As he talks about the early videos, shot in his San Francisco studio in the mid-sixties (many shown last winter in P.S.1’s Video Acts show), the connection with minimalist music becomes more convincing. Nauman says he had no ideas for artmaking at the time, so he simply rented video equipment and documented himself screwing around in his studio: "My conclusion was that I was an artist and I was in the studio, then whatever I was doing in the studio must be art." But he later tempers that potentially narcissistic observation by saying what he was really going for was a sense of timelessness.

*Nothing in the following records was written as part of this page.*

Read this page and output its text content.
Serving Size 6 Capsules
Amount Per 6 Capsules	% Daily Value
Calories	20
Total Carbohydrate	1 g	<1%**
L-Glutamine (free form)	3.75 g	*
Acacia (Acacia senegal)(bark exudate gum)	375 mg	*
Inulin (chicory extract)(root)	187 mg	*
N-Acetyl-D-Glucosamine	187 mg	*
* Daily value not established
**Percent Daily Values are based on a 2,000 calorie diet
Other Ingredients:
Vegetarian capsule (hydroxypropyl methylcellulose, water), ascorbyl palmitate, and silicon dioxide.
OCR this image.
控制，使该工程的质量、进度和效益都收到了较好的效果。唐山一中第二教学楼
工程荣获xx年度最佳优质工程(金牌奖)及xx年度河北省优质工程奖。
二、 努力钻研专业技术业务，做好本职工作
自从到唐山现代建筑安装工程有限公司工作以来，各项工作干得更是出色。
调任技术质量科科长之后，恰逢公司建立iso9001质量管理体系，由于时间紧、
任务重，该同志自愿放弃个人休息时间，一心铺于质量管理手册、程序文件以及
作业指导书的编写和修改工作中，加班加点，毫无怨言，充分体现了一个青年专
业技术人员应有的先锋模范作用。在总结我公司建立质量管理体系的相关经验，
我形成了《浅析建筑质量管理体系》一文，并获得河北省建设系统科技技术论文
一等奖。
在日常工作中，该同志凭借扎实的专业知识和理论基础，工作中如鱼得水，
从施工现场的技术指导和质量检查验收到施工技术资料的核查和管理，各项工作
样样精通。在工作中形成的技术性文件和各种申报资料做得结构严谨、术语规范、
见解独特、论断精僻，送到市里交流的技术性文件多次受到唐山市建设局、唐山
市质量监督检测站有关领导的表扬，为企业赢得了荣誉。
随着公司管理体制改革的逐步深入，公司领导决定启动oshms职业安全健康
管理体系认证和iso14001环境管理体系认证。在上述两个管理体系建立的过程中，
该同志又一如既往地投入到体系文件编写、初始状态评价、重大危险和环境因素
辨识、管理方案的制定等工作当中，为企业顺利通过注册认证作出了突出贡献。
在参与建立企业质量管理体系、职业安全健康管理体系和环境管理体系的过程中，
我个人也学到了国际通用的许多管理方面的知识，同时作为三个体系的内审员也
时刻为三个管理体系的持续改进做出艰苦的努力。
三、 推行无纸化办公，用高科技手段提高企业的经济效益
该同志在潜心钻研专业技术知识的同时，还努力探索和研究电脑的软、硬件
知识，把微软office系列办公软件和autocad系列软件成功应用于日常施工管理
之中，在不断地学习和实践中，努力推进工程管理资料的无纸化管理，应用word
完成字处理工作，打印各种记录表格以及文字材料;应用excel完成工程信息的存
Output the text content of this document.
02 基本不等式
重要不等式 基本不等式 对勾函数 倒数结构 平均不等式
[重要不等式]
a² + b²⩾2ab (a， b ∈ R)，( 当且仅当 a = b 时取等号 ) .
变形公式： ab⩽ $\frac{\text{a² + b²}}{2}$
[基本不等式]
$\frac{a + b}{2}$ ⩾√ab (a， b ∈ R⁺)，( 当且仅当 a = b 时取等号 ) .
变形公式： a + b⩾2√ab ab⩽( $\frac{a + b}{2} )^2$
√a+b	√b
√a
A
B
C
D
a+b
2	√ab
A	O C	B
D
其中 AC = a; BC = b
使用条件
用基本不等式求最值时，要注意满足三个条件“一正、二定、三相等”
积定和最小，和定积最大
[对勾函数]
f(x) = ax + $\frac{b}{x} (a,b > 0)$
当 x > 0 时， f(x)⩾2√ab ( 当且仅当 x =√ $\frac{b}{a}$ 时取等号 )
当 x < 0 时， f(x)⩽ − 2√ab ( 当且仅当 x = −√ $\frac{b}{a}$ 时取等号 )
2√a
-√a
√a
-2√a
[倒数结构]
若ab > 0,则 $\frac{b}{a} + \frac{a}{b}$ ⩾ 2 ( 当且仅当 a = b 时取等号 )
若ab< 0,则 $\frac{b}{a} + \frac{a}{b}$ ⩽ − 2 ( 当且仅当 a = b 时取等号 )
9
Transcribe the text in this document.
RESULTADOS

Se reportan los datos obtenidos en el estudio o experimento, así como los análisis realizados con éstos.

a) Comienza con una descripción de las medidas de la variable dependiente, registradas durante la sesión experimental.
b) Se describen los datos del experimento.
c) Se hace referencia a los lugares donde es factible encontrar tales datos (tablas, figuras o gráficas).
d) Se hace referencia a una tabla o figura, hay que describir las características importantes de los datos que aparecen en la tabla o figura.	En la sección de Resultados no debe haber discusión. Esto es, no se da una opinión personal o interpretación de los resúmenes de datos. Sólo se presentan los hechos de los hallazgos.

Listen to Young’s music or watch an early Warhol film, and you can miss hours and not miss a thing. The same is true for the early videos, and the recent one, "Fat Chance John Cage," for that matter.
In a sense, you finish Please Pay Attention Please not with the sense that Nauman’s oeuvre is a micro-project deconstructing language, but that he’s the consummate, most successful minimalist imaginable. Canonical minimalists like Donald Judd attempted a reconceptualization of visual art based on the viewer’s physical positioning and relationship to the object. So he put his pieces on the ground, forcing you to walk around them and examine everyday materials you could just as well find at a local hardware store. But audience mistrust notwithstanding, reading Nauman talk about his videos and installations obviates the necessity of viewer participation to the works’ success. Please Pay Attention Please reveals the work of an artist whose ideas are not only mature and advanced, but that still comment strongly on contemporary life as the western populace becomes even more self-conscious under the inundation of so much visual material and so many metaphorical mirrors.